2. An adjustable anti-seismic support and hanger as claimed in claim 1, wherein the top plate (1) is provided with a through hole for a support column to pass through, the front end surface of the top plate (1) is provided with a pair of first threaded holes distributed along the X direction and located at the left and right sides of the first damping component (4), the first threaded holes are communicated with the through hole, and the first threaded holes extend to the rear end surface of the top plate (1);

a plurality of second threaded holes (7) which are uniformly distributed along the central axis direction of the support column are formed in the support rod (2).

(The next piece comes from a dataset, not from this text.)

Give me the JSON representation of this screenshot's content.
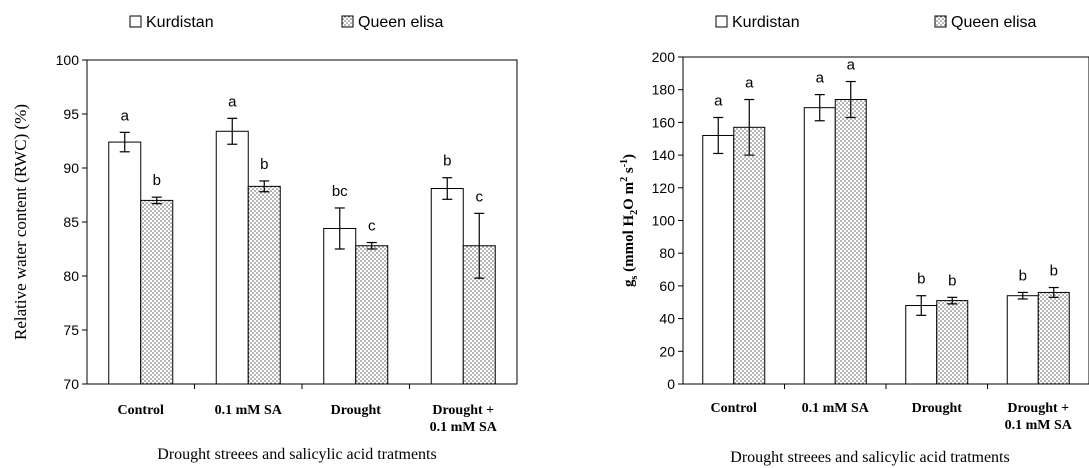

3. An adjustable earthquake-resistant support and hanger as claimed in claim 2, wherein a second threaded hole (7) is aligned with the first threaded hole and bolted to the fixed support bar (2) and the top plate (1).

4. An adjustable anti-seismic support and hanger as claimed in claim 1, 2 or 3, wherein the cross section of the support block (3) is U-shaped, the two ends of the support block (3) are respectively provided with a connecting plate (8), and the connecting plate (8) is provided with a plurality of third threaded holes.

5. An adjustable anti-seismic support and hanger as claimed in claim 1, wherein a pair of first sliding columns (19) are mounted on the inner surface of the first cylinder (9), the first translation plate (10) is provided with first sliding grooves which are matched with the first sliding columns (19), and the first sliding columns (19) are inserted into the first sliding grooves.

6. An adjustable anti-seismic support and hanger according to claim 1, wherein a pair of second sliding columns (25) are mounted on the inner surface of the second cylinder (21), a second sliding groove matched with the second sliding columns (25) is formed in the second translation plate (22), and the second sliding columns (25) are inserted into the second sliding groove.